Felgenhauer says that
Ivanov’s de facto abrogation of the non-strategic arms limitation agreement comes at a time when military-to-military relations with the West are at an all time low. Last week prearranged peacekeeping and anti-terrorist military exercises that were scheduled to take place this month in Nizhny Novgorod oblast (U.S.-Russian) and Pskov oblast (NATO-Russian) were suddenly cancelled. Ivanov’s announcement of the battlefield redeployment of non-strategic nukes was hardly a simple slip of the tongue.
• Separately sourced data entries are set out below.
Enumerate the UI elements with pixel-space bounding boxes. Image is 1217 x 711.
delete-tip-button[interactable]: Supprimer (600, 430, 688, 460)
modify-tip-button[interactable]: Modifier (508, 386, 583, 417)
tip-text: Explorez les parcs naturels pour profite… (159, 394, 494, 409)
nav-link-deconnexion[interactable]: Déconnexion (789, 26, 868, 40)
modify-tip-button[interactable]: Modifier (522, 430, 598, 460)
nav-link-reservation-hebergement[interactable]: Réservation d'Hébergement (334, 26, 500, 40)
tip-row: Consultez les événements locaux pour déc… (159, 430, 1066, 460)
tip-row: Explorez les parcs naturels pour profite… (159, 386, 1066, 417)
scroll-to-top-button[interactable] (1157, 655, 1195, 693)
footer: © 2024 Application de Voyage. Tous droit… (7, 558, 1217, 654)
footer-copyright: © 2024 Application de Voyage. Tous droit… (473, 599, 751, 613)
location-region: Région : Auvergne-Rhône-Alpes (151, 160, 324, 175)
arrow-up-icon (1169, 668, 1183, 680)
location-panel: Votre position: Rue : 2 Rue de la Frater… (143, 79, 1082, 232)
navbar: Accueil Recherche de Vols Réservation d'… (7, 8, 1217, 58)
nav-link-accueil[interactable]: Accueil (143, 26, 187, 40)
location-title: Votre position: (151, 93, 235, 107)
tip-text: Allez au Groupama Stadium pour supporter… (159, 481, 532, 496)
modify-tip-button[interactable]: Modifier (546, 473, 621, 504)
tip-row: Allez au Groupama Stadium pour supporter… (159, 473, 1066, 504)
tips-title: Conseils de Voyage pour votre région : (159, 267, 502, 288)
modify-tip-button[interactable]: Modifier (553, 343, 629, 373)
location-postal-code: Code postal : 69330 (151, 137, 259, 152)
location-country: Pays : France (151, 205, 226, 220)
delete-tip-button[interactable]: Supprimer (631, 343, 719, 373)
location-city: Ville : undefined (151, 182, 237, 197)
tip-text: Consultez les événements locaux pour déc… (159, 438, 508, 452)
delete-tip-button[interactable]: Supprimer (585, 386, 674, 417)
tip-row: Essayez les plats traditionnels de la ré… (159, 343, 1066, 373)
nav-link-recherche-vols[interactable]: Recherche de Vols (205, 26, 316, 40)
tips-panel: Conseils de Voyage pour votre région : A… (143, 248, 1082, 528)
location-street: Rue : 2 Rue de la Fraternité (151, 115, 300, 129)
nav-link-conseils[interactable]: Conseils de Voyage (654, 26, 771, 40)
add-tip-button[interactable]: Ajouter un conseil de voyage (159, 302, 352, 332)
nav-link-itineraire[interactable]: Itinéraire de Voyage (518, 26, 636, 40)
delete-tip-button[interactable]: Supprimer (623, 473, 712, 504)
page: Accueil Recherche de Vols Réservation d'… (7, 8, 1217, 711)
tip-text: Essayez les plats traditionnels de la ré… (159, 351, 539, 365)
As the incumbent regime in Russia is preparing for parliamentary elections next year and presidential ones in 2008, anti-NATO and anti-American rhetoric is being supplemented by official anti-Western military actions.
The collapse of the existing tactical nuclear limitation regime is not in Russia’s national interests, since the United States and Great Britain have the capability to deploy tens of times more naval nuclear long-range cruise missiles and other non-strategic nukes than does Russia. But it would seem that the Kremlin is still ready to risk drastically worsening relations. Increased military tension may facilitate a nationalistic anti-U.S., anti-NATO surge of public opinion in Russia that might help carry someone like Ivanov (or whomever Putin chooses) into the Kremlin as the new president.